The government has been bogged down in lengthy negotiations with PTFI, the local unit of United States-based mining giant Freeport-McMoRan (FCX), since the beginning of the year over the latter’s future operation in the country.
The government has demanded PTFI issue new shares to be bought by national entities so that the latter can meet its 51 percent divestment requirement. Meanwhile, the company prefers to go public by floating its shares on the Indonesia Stock Exchange (IDX).
Indonesian Mining Association (IMA) executive director Syahrir A.B. said that an IPO would be a better option because the price of PTFI shares would be determined in accordance with fair market value.
At present, the government and FCX have jointly established an independent valuator team to calculate the value of the company’s shares.

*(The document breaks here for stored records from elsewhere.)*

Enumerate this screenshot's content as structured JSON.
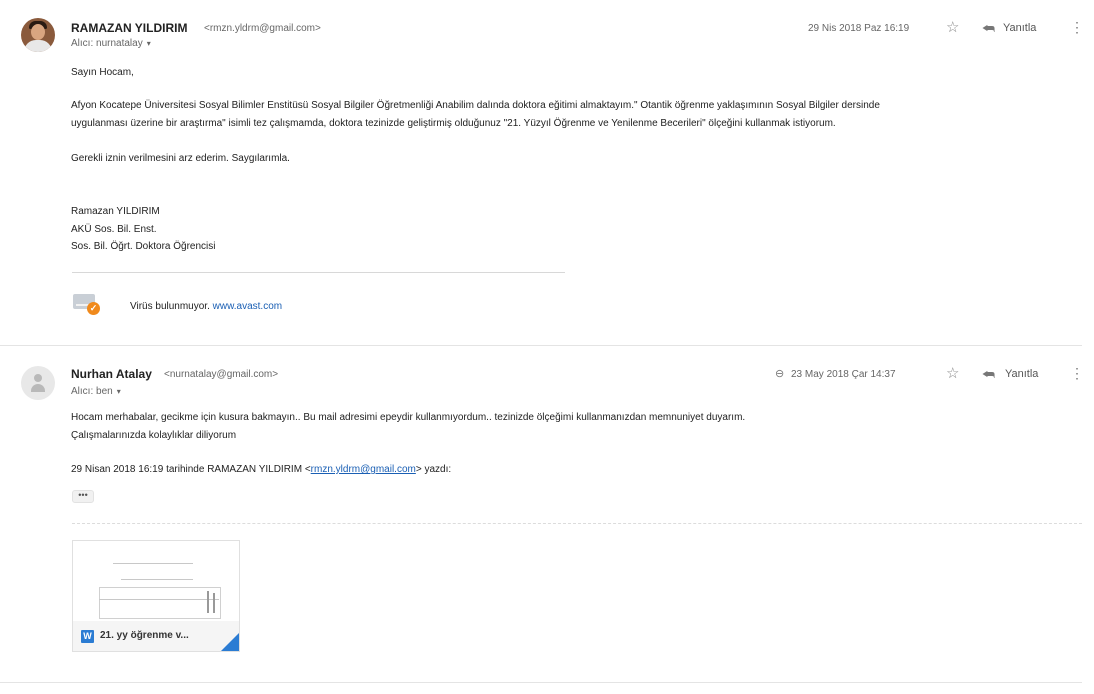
{
  "message1": {
    "sender_name": "RAMAZAN YILDIRIM",
    "sender_email": "<rmzn.yldrm@gmail.com>",
    "to_label": "Alıcı: nurnatalay",
    "date": "29 Nis 2018 Paz 16:19",
    "reply_label": "Yanıtla",
    "body": {
      "greeting": "Sayın Hocam,",
      "para1_line1": "Afyon Kocatepe Üniversitesi Sosyal Bilimler Enstitüsü Sosyal Bilgiler Öğretmenliği Anabilim dalında doktora eğitimi almaktayım.\" Otantik öğrenme yaklaşımının Sosyal Bilgiler dersinde",
      "para1_line2": "uygulanması üzerine bir araştırma\" isimli tez çalışmamda, doktora tezinizde geliştirmiş olduğunuz \"21. Yüzyıl Öğrenme ve Yenilenme Becerileri\" ölçeğini kullanmak istiyorum.",
      "request": "Gerekli iznin verilmesini arz ederim. Saygılarımla.",
      "signature_name": "Ramazan YILDIRIM",
      "signature_institution": "AKÜ Sos. Bil. Enst.",
      "signature_title": "Sos. Bil. Öğrt. Doktora Öğrencisi"
    },
    "avast": {
      "text": "Virüs bulunmuyor.",
      "link": "www.avast.com"
    }
  },
  "message2": {
    "sender_name": "Nurhan Atalay",
    "sender_email": "<nurnatalay@gmail.com>",
    "to_label": "Alıcı: ben",
    "date": "23 May 2018 Çar 14:37",
    "reply_label": "Yanıtla",
    "body": {
      "line1": "Hocam merhabalar, gecikme için kusura bakmayın.. Bu mail adresimi epeydir kullanmıyordum.. tezinizde ölçeğimi kullanmanızdan memnuniyet duyarım.",
      "line2": "Çalışmalarınızda kolaylıklar diliyorum",
      "quote_prefix": "29 Nisan 2018 16:19 tarihinde RAMAZAN YILDIRIM <",
      "quote_email": "rmzn.yldrm@gmail.com",
      "quote_suffix": "> yazdı:",
      "ellipsis": "•••"
    },
    "attachment": {
      "name": "21. yy öğrenme v...",
      "type_letter": "W"
    }
  },
  "icons": {
    "star": "☆",
    "reply": "⮪",
    "more": "⋮",
    "clip": "⊖",
    "caret": "▾",
    "check": "✓"
  },
  "colors": {
    "link": "#1a5fb4",
    "avast_badge": "#f08a1c",
    "word_blue": "#2b7cd3"
  }
}
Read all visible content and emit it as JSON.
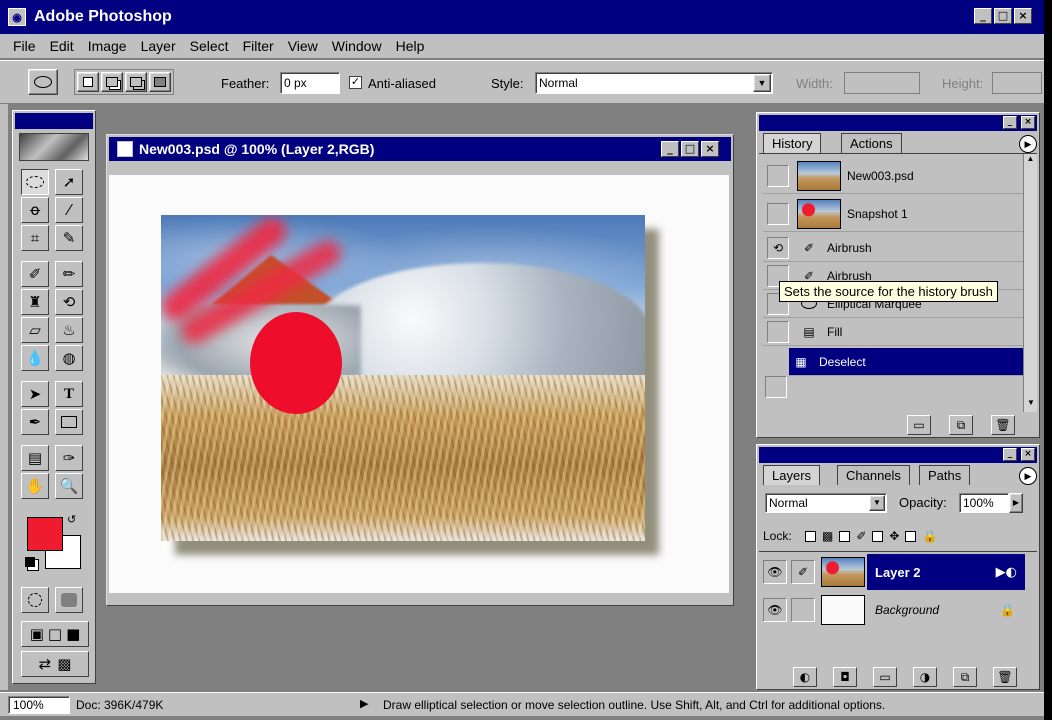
{
  "app": {
    "title": "Adobe Photoshop",
    "icon": "photoshop-eye-icon"
  },
  "menu": [
    "File",
    "Edit",
    "Image",
    "Layer",
    "Select",
    "Filter",
    "View",
    "Window",
    "Help"
  ],
  "options": {
    "feather_label": "Feather:",
    "feather_value": "0 px",
    "antialiased_label": "Anti-aliased",
    "antialiased_checked": true,
    "style_label": "Style:",
    "style_value": "Normal",
    "width_label": "Width:",
    "height_label": "Height:"
  },
  "document": {
    "title": "New003.psd @ 100% (Layer 2,RGB)"
  },
  "history_panel": {
    "tabs": [
      "History",
      "Actions"
    ],
    "items": [
      {
        "label": "New003.psd",
        "type": "snapshot"
      },
      {
        "label": "Snapshot 1",
        "type": "snapshot"
      },
      {
        "label": "Airbrush",
        "icon": "airbrush-icon"
      },
      {
        "label": "Airbrush",
        "icon": "airbrush-icon"
      },
      {
        "label": "Elliptical Marquee",
        "icon": "elliptical-marquee-icon"
      },
      {
        "label": "Fill",
        "icon": "fill-icon"
      },
      {
        "label": "Deselect",
        "icon": "deselect-icon",
        "selected": true
      }
    ],
    "tooltip": "Sets the source for the history brush"
  },
  "layers_panel": {
    "tabs": [
      "Layers",
      "Channels",
      "Paths"
    ],
    "blend_mode": "Normal",
    "opacity_label": "Opacity:",
    "opacity_value": "100%",
    "lock_label": "Lock:",
    "layers": [
      {
        "name": "Layer 2",
        "selected": true
      },
      {
        "name": "Background",
        "locked": true
      }
    ]
  },
  "status": {
    "zoom": "100%",
    "doc": "Doc: 396K/479K",
    "hint": "Draw elliptical selection or move selection outline. Use Shift, Alt, and Ctrl for additional options."
  },
  "colors": {
    "foreground": "#ee1c2e",
    "background": "#ffffff",
    "titlebar": "#000080"
  }
}
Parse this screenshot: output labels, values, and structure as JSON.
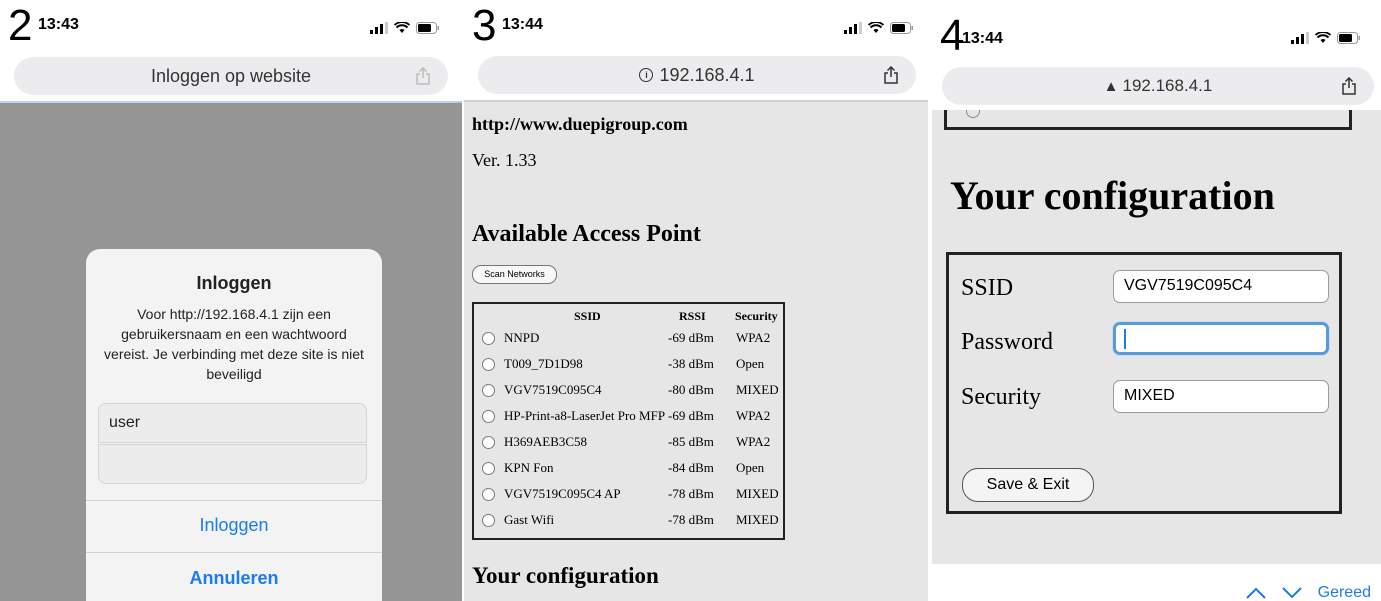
{
  "panels": {
    "p2": {
      "step": "2",
      "time": "13:43",
      "url_text": "Inloggen op website",
      "dialog": {
        "title": "Inloggen",
        "message": "Voor http://192.168.4.1 zijn een gebruikersnaam en een wachtwoord vereist. Je verbinding met deze site is niet beveiligd",
        "username_value": "user",
        "password_value": "",
        "login_button": "Inloggen",
        "cancel_button": "Annuleren"
      }
    },
    "p3": {
      "step": "3",
      "time": "13:44",
      "url_text": "192.168.4.1",
      "site": "http://www.duepigroup.com",
      "version": "Ver. 1.33",
      "ap_heading": "Available Access Point",
      "scan_button": "Scan Networks",
      "table_headers": {
        "ssid": "SSID",
        "rssi": "RSSI",
        "security": "Security"
      },
      "networks": [
        {
          "ssid": "NNPD",
          "rssi": "-69 dBm",
          "security": "WPA2"
        },
        {
          "ssid": "T009_7D1D98",
          "rssi": "-38 dBm",
          "security": "Open"
        },
        {
          "ssid": "VGV7519C095C4",
          "rssi": "-80 dBm",
          "security": "MIXED"
        },
        {
          "ssid": "HP-Print-a8-LaserJet Pro MFP",
          "rssi": "-69 dBm",
          "security": "WPA2"
        },
        {
          "ssid": "H369AEB3C58",
          "rssi": "-85 dBm",
          "security": "WPA2"
        },
        {
          "ssid": "KPN Fon",
          "rssi": "-84 dBm",
          "security": "Open"
        },
        {
          "ssid": "VGV7519C095C4 AP",
          "rssi": "-78 dBm",
          "security": "MIXED"
        },
        {
          "ssid": "Gast Wifi",
          "rssi": "-78 dBm",
          "security": "MIXED"
        }
      ],
      "config_heading": "Your configuration"
    },
    "p4": {
      "step": "4",
      "time": "13:44",
      "url_text": "192.168.4.1",
      "config_heading": "Your configuration",
      "ssid_label": "SSID",
      "ssid_value": "VGV7519C095C4",
      "password_label": "Password",
      "password_value": "",
      "security_label": "Security",
      "security_value": "MIXED",
      "save_button": "Save & Exit",
      "done_label": "Gereed"
    }
  },
  "colors": {
    "ios_blue": "#1b7cf2",
    "overlay_gray": "#959595",
    "page_gray": "#e6e6e6"
  }
}
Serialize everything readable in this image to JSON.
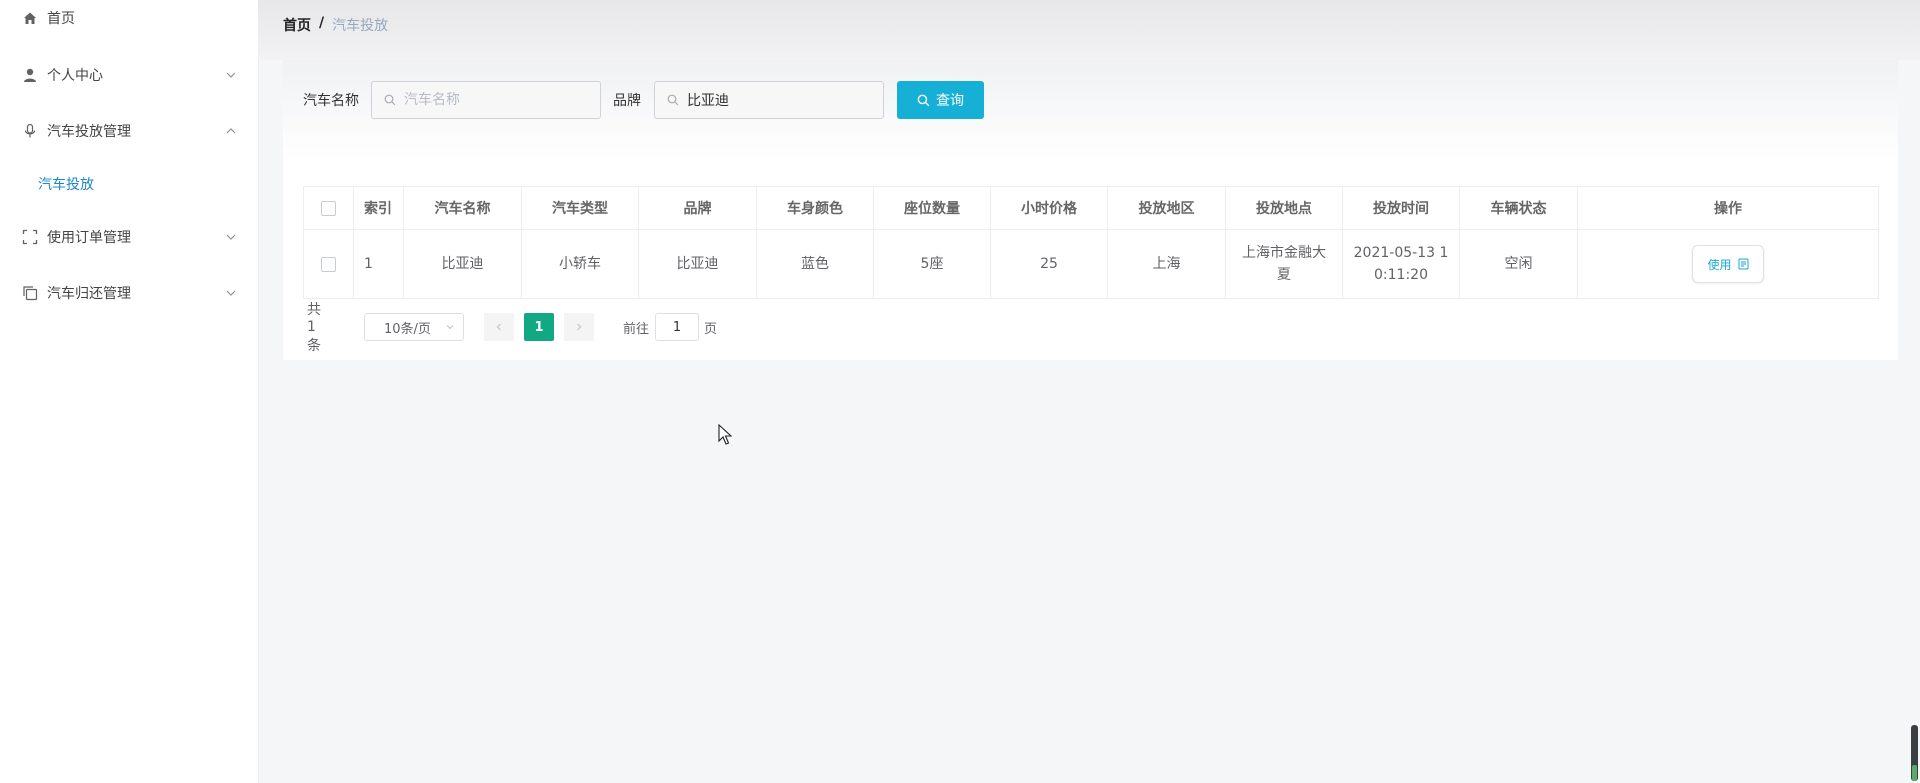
{
  "sidebar": {
    "items": [
      {
        "label": "首页",
        "icon": "home-icon"
      },
      {
        "label": "个人中心",
        "icon": "user-icon"
      },
      {
        "label": "汽车投放管理",
        "icon": "microphone-icon",
        "expanded": true,
        "children": [
          {
            "label": "汽车投放",
            "active": true
          }
        ]
      },
      {
        "label": "使用订单管理",
        "icon": "scan-icon"
      },
      {
        "label": "汽车归还管理",
        "icon": "copy-icon"
      }
    ]
  },
  "breadcrumb": {
    "home": "首页",
    "sep": "/",
    "current": "汽车投放"
  },
  "search": {
    "name_label": "汽车名称",
    "name_placeholder": "汽车名称",
    "name_value": "",
    "brand_label": "品牌",
    "brand_value": "比亚迪",
    "query_label": "查询"
  },
  "table": {
    "headers": [
      "索引",
      "汽车名称",
      "汽车类型",
      "品牌",
      "车身颜色",
      "座位数量",
      "小时价格",
      "投放地区",
      "投放地点",
      "投放时间",
      "车辆状态",
      "操作"
    ],
    "rows": [
      {
        "index": "1",
        "name": "比亚迪",
        "type": "小轿车",
        "brand": "比亚迪",
        "color": "蓝色",
        "seats": "5座",
        "price": "25",
        "region": "上海",
        "location": "上海市金融大夏",
        "time": "2021-05-13 10:11:20",
        "status": "空闲",
        "action": "使用"
      }
    ]
  },
  "pagination": {
    "total": "共 1 条",
    "page_size": "10条/页",
    "current_page": "1",
    "goto_label": "前往",
    "goto_value": "1",
    "page_suffix": "页"
  },
  "colors": {
    "accent": "#16b0d6",
    "active_page": "#11a983",
    "link": "#1e88c8"
  }
}
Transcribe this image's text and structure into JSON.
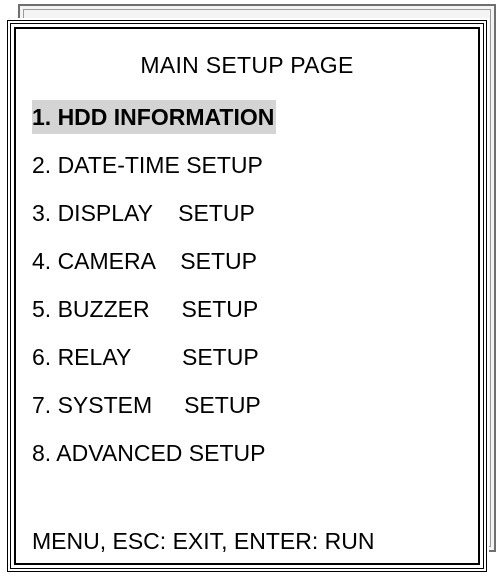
{
  "screen": {
    "title": "MAIN SETUP PAGE",
    "items": [
      {
        "label": "1. HDD INFORMATION",
        "selected": true
      },
      {
        "label": "2. DATE-TIME SETUP",
        "selected": false
      },
      {
        "label": "3. DISPLAY    SETUP",
        "selected": false
      },
      {
        "label": "4. CAMERA    SETUP",
        "selected": false
      },
      {
        "label": "5. BUZZER     SETUP",
        "selected": false
      },
      {
        "label": "6. RELAY        SETUP",
        "selected": false
      },
      {
        "label": "7. SYSTEM     SETUP",
        "selected": false
      },
      {
        "label": "8. ADVANCED SETUP",
        "selected": false
      }
    ],
    "footer": "MENU, ESC: EXIT, ENTER: RUN"
  },
  "colors": {
    "background": "#ffffff",
    "text": "#000000",
    "highlight": "#d4d4d4",
    "border": "#000000",
    "shadow_border": "#6f6f6f"
  }
}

Nonetheless, the miner has stated that the valuation method should include its future production from the Grasberg mine in Papua until 2041, compared with the government’s insistence on only calculating it until 2021.
“We think that the IPO option can accommodate the interests of all stakeholders involved,” Syahrir said on Tuesday.
“The settlement of the PTFI case will be a precedent for other mining companies in the future. So, if we fail to handle it correctly, the mining sector’s investment climate will be badly affected.”
Ignatius Denny Wicaksono, head of issuer development at the IDX, also welcomed the idea of PTFI going public.
He said the government did not have to worry that foreign entities would take over a majority stake in PTFI through an IPO because it could secure ownership portions by certain national entities, including regional administrations and state-owned enterprises, through a fixed allotment mechanism.
“All this time, it has been common for a company to allocate 98 to 99 percent of its offered shares to certain buyers, while only 1 or 2 percent of shares are really offered to the public,” Denny said, adding that the IDX could allot the shares in line with the issuer’s needs.
Furthermore, he said the government could also sell its stake in PTFI easily on the secondary market if it decided to do so someday, while the general public would be able to buy the company’s shares and monitor its performance transparently.
As of Oct. 13, there were 44 mining firms among the total 560 listed companies in the IDX. The listed miners have a combined market capitalization of Rp 318.26 trillion (US$23.46 billion), or 4.89 percent of the bourse’s total market capitalization.
The IMA also stated that ever-changing divestment policies had long hampered the renegotiation and amendment of several contracts of work (CoWs) in the country, including those held by PT Nusa Halmahera Minerals and PT Weda Bay Nickel.
As of April, the government had only been able to complete the amendment of 21 of the total 34 CoWs since renegotiations started in 2010 as mandated by the 2009 Mining Law.
While the miners’ original CoWs stipulated a 51 percent divestment requirement, the previous administration decided to revise this to 30 percent or 40 percent under certain conditions. However, President Joko “Jokowi” Widodo’s administration reversed it back this year.
Meanwhile, Emanuel Bria, the country manager for Indonesia at the Natural Resource Governance Institute (NRGI), said the government’s obsession with taking majority stakes in foreign mining firms could backfire as it would be obliged to fund future operations and further burden the state budget.
“For instance, in the case of PTFI, the government needs to prepare a huge amount of funds to take over 51 percent of the company’s shares as well as to develop the underground Grasberg mine, estimated to cost around $7 billion,” he said.